In the end, however, growth in infrastructure and housing could prove to be a double-edged sword for China. Anyone who is familiar with financial bubbles knows that they can burst as quickly as they can grow, and the end result is sometimes even worse than where things began.
The massive amount of work going into building infrastructure and fostering the housing market in China could indeed create such a bubble effect, and if this pops, it could devastate the country’s ability to grow its economy.
It’s too early to assume that a bubble is a given in this scenario, as China is embarking on territory that has yet to be seen. Large-scale urbanization has, of course, been done throughout the world for centuries, but China’s hopes to push rural citizens into more urbanized areas can be seen as an experiment, especially in modern times.

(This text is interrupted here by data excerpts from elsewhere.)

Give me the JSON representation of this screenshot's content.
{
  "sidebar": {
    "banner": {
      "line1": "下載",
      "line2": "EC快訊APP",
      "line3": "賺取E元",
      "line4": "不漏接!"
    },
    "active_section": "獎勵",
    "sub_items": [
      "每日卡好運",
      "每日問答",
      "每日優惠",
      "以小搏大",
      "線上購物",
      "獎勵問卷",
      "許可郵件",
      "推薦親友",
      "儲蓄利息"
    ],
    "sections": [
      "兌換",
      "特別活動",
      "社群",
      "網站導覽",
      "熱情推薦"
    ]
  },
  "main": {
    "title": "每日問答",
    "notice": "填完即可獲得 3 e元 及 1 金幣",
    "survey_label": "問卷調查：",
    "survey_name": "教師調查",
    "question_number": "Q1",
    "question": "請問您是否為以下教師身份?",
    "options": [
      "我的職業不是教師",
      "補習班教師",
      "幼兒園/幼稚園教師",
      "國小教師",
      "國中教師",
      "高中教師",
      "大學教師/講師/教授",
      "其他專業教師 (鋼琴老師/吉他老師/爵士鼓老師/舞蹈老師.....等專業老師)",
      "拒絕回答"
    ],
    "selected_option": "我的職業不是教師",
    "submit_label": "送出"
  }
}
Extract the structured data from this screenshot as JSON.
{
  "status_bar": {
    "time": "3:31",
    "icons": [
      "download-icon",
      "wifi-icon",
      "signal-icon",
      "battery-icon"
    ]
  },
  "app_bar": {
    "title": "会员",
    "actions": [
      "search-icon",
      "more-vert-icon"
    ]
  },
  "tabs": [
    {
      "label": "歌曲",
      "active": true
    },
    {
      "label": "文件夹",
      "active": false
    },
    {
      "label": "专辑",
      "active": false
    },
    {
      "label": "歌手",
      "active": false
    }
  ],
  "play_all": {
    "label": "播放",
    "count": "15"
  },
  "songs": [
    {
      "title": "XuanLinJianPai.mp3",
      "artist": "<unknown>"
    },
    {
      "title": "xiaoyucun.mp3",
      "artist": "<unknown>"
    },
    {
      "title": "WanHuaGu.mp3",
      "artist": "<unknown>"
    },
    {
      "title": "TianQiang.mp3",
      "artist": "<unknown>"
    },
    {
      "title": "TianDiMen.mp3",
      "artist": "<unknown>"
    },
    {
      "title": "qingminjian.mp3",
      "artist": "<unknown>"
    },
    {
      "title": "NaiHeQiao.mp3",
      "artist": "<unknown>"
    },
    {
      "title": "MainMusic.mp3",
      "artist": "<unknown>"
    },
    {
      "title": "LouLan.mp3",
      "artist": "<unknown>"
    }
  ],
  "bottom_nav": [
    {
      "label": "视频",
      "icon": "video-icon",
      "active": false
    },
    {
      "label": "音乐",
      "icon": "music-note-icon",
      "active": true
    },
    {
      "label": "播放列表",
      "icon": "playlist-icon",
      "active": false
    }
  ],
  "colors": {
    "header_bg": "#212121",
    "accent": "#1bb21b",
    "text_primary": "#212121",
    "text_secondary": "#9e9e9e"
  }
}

If China is going to continue seeing large-scale economic growth, the country needs to rely on manufacturing to get it there. Increased manufacturing in China will also serve to improve the global economy, with raw materials such as copper likely to go up in price as demand soars.
As one of the most influential countries in the world, China has a great deal of pressure on it right now. It would be unfair to assume that everything will fall apart just because economic growth has been slower than expected, but the nation’s government will no doubt be paying close attention to growth in infrastructure and housing in the coming months.